One in five adults suffers from a mental illness in the U.S. That’s over 40 million Americans; and 56 percent of those adults did not receive treatment, according to Mental Health America.
Why? One of the main factors is because it is expensive, regardless of if someone has insurance or not. Insurance companies are not required to provide mental health benefits, unlike physical injury coverage.
In 2008, the Paul Wellstone and Pete Domenici Mental Health Parity and Addiction Equity Act passed. It requires insurance companies to provide coverage of mental health services, behavioral health and substance abuse disorders, and for those services to be comparable to the physical health coverage that company provides. However, the parity law, which differs by state, doesn’t require insurers to provide mental health coverage, if they did not previously offer it before the law was passed.
Another problem is “prior authorization,” which requires a physician to obtain approval from the patient’s insurance company to provide a certain care or medication.
For example, someone could walk into the Emergency Room because they are having suicidal thoughts, and need to stay in the hospital for treatment. The physician would have to call the patient’s insurance company to justify their stay. Sometimes the request is accepted, but sometimes it is also denied and the patient then receives a large bill that they may not be able to pay. This is a problem that will likely get worse if insurance companies are not required to cover mental health hospitalization, according to Dr. Matthew Neltner of UK’s Department of Psychiatry.
“You might not realize how big of a problem that is until you have a loved one who needs three days in the hospital for suicidal thoughts, or a month in the hospital for an eating disorder, or rehab for a substance addiction,” Neltner said. “If this is the case, only wealthy people will really be able to afford treatment.”
People don’t always realize their insurance plan limits these types of care until they actually need it.
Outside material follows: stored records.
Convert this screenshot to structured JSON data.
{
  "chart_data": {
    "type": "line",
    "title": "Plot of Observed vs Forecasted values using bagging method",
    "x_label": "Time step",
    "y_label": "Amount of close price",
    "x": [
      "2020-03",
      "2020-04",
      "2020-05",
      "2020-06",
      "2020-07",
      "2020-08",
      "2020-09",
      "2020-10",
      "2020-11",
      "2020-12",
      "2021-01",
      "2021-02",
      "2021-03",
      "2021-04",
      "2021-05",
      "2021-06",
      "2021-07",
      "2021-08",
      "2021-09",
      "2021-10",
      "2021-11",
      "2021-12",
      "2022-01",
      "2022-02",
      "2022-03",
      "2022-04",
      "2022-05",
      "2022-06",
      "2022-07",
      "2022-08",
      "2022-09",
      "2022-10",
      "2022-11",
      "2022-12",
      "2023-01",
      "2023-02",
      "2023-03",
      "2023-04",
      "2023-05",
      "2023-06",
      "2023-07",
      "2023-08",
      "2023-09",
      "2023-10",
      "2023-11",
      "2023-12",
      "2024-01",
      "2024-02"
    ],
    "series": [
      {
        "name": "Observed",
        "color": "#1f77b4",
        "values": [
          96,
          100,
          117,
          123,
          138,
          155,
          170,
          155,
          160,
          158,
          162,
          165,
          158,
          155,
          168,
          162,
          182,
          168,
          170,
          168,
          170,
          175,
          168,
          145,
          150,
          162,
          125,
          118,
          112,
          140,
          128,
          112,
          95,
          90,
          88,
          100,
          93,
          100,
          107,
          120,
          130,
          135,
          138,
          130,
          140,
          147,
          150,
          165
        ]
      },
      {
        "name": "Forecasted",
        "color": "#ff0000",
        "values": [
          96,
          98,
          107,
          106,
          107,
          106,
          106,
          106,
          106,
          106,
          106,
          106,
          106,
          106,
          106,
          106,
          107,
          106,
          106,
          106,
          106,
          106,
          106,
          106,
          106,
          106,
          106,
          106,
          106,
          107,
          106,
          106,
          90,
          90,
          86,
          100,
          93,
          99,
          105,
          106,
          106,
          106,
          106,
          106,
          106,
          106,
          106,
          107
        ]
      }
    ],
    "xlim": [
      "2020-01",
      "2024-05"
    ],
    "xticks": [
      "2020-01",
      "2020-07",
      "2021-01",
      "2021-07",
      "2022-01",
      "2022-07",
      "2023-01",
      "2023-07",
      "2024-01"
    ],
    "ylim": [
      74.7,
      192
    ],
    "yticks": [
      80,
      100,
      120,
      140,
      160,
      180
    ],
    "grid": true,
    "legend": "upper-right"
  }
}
Roughly 50 percent of psychiatrists work on a fee-for-service basis because it is an enormous hassle to fight insurance companies for payment, and there are people who will pay cash for good mental health help, according to Neltner. Therefore, people who don’t have the money may not be able to afford the access to the care they need.
Another problem is the price of prescription medication, which can be extremely high, regardless of if it is the generic brand or not.
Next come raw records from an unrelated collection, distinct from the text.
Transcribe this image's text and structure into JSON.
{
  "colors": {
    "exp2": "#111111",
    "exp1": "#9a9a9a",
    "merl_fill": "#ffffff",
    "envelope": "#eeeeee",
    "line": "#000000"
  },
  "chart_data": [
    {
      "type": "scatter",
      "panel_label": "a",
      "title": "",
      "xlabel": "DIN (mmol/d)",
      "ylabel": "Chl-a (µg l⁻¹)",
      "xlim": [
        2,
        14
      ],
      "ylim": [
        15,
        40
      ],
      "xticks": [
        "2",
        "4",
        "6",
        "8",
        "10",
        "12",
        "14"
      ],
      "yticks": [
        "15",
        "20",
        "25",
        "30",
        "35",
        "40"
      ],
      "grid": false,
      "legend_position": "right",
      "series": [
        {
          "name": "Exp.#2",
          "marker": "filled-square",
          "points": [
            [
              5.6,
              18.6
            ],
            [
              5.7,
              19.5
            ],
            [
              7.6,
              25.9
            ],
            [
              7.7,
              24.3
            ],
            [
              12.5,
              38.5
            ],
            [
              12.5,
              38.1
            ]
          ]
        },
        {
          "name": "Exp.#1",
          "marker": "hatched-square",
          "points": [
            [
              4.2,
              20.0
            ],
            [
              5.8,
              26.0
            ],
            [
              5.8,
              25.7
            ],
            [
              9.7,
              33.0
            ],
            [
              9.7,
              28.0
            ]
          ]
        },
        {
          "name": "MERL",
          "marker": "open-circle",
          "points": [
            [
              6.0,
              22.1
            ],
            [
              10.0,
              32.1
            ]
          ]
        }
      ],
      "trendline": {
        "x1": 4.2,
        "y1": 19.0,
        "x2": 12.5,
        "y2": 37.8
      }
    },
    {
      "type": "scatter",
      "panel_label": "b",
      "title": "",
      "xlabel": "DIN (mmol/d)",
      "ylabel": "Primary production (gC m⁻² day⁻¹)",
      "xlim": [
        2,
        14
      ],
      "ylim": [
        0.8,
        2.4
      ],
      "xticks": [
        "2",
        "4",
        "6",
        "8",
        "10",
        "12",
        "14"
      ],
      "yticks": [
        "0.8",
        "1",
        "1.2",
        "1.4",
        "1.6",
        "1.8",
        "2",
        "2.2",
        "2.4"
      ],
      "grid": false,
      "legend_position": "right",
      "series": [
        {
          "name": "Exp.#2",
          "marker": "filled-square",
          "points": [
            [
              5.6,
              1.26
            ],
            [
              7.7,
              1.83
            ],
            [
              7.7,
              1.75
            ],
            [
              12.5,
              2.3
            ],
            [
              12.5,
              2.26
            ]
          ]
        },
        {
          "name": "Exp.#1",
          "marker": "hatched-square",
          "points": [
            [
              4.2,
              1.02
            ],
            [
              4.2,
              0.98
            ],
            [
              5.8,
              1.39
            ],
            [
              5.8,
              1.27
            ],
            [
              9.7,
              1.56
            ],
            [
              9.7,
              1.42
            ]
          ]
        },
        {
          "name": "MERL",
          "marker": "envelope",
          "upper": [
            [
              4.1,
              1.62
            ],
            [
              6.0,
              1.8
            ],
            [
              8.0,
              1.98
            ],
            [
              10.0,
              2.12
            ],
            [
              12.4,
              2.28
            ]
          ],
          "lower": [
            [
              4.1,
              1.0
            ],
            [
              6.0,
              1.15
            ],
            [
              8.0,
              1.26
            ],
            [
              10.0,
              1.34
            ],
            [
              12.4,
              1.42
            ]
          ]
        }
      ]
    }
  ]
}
“Drug companies are not pricing most drugs based on normal economic principles of supply and demand,” Neltner said. “So, costs are astronomically high, and insurance companies limit what a doctor can prescribe by prior authorization.”
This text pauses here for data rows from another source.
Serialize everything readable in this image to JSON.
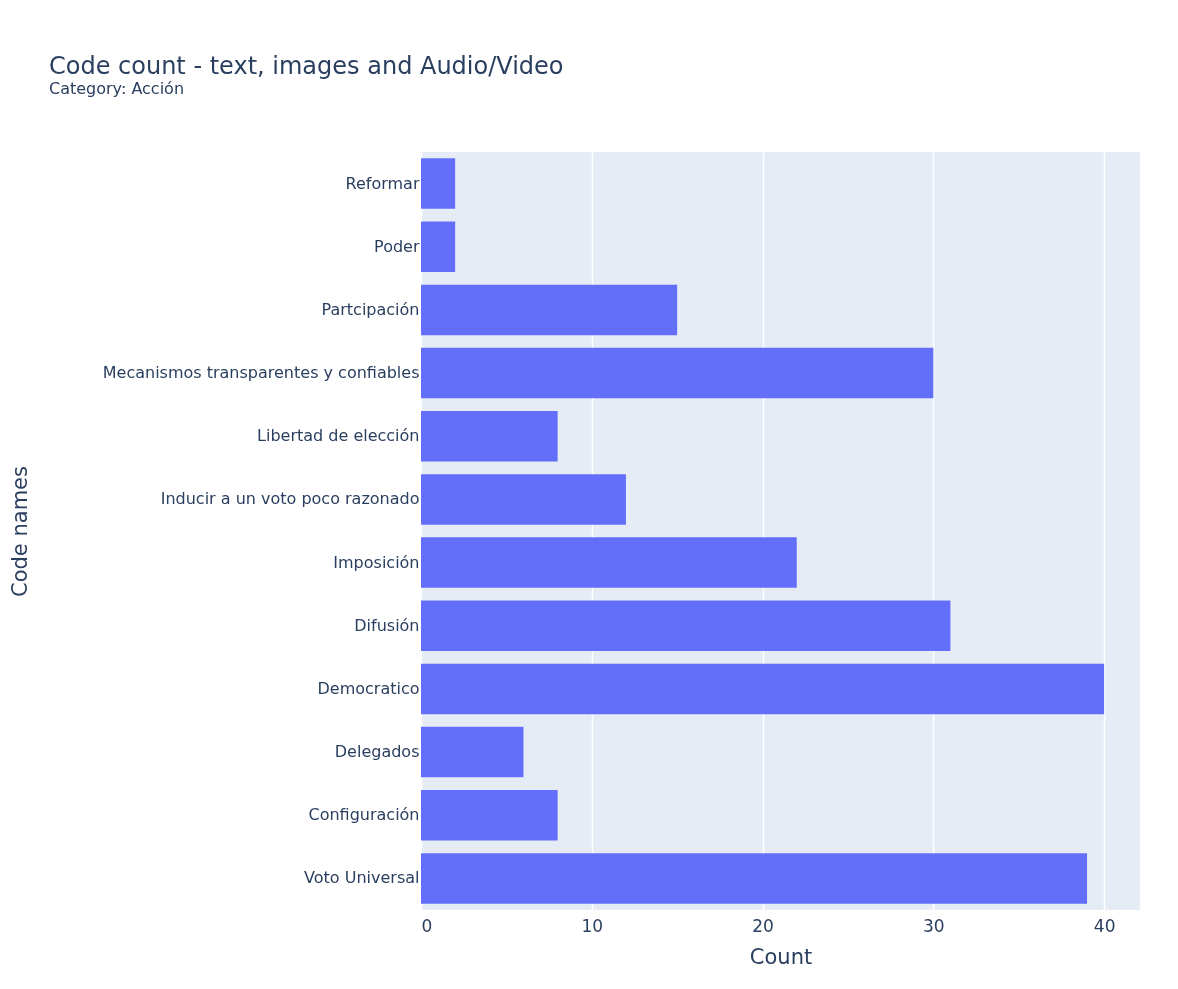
{
  "chart_data": {
    "type": "bar",
    "orientation": "horizontal",
    "title": "Code count - text, images and Audio/Video",
    "subtitle": "Category: Acción",
    "xlabel": "Count",
    "ylabel": "Code names",
    "categories": [
      "Reformar",
      "Poder",
      "Partcipación",
      "Mecanismos transparentes y confiables",
      "Libertad de elección",
      "Inducir a un voto poco razonado",
      "Imposición",
      "Difusión ",
      "Democratico",
      "Delegados",
      "Configuración",
      "Voto Universal"
    ],
    "values": [
      2,
      2,
      15,
      30,
      8,
      12,
      22,
      31,
      40,
      6,
      8,
      39
    ],
    "color": "#636efa",
    "xlim": [
      0,
      42.1
    ],
    "xticks": [
      0,
      10,
      20,
      30,
      40
    ],
    "grid": "x"
  }
}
Neltner said that he was referred a young patient who was addicited to opioid painkillers. At first, the patient was not interested in treatment, but over a series of sessions and by investing a lot of time and effort with motivational interviewing, he was off of the painkillers and onto Buprenorphine. This worked out great for about six months until he had to switch insurance companies.
The new insurance did not want to pay for this medication. Neltner spent about three hours on the phone arguing with the insurance company.
“Let me describe that process to you. It was a long series of phone calls dealing with robotic prompts where you are asked to punch in the patient’s ID number and other data into the phone, followed by a real operator who asks for all the exact same information,” he said. “This can go on in endless loops, and to my knowledge, it is not regulated by any government agency, so insurance companies can do this all day long. They rejected the medication, and my patient gave up and relapsed, this time on heroin.”
There are serious consequences to insurance companies not providing mental health coverage. It can truly be a life or death situation. With the number of people suffering from a mental illness rising, there is a great need for insurance coverage to aid in recovery, much like they do for physical injuries.